Installation view of 《Phototaxis – Shadows Beyond the Sun》 © Meyer Riegger Wolff

Meyer Riegger Wolff presents its first solo exhibition by a Korean artist since its opening: 《Phototaxis – Shadows Beyond the Sun》 by Jioong Kang (b. 1997, Incheon), on view through May 29.

The exhibition focuses on the conditions under which photographic images are formed and transformed, prompting a renewed awareness of conventional perceptions of the medium.

Jioong Kang’s work unfolds through a poetic yet experimental engagement with the photographic image.

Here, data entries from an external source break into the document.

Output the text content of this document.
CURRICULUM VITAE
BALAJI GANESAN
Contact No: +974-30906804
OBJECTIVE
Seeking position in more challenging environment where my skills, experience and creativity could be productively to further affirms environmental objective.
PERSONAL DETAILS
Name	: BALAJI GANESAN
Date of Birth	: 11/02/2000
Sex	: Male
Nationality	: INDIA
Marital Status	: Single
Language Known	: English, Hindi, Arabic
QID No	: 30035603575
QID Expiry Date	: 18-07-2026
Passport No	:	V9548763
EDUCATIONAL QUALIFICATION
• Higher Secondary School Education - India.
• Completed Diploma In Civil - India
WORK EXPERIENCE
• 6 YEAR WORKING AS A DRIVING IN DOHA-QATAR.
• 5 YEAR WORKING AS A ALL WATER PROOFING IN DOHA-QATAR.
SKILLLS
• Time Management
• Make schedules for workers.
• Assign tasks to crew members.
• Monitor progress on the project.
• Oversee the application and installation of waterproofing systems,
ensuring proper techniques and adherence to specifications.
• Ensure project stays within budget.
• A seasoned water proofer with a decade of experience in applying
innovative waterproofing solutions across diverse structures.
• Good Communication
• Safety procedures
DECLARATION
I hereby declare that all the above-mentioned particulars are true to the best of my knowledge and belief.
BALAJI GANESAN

While grounded in photography, his practice gradually displaces the medium’s limits, allowing the work to shift toward a more unstable condition: a surface, an object, at times even a fragile sculptural presence.


Installation view of 《Phototaxis – Shadows Beyond the Sun》 © Meyer Riegger Wolff

Rather than treating the photograph as a fixed representation, Jioong approaches it as a material surface, one open to transformation. Images are transferred onto linen, leather fragments, or salvaged wood and subjected to processes of submersion, exposure, folding, and abrasion. Through these encounters with water, light, and time, the picture slowly departs from its original form. Marks, residues, and irregular textures settle across its surface, generating new traces.

Across these works, Jioong Kang enters into a different relation with time. Light no longer simply produces the image at a single moment of exposure; materials remain sensitive to it, absorbing, redirecting, and slowly transforming what falls upon them.


Installation view of 《Phototaxis – Shadows Beyond the Sun》 © Meyer Riegger Wolff

Borrowing a term from biology, this condition might be described as a form of phototaxis: a responsiveness to light that continues to shape the image long after the moment of capture, as matter registers the subtle and ongoing effects of its environment.

Within these shifting conditions, shadows appear where they are least expected—across altered materials, reversed planes, and weathered textures, as if drifting beyond their source. What remains are images that no longer fully belong to their origin, but persist as quiet traces between presence and disappearance.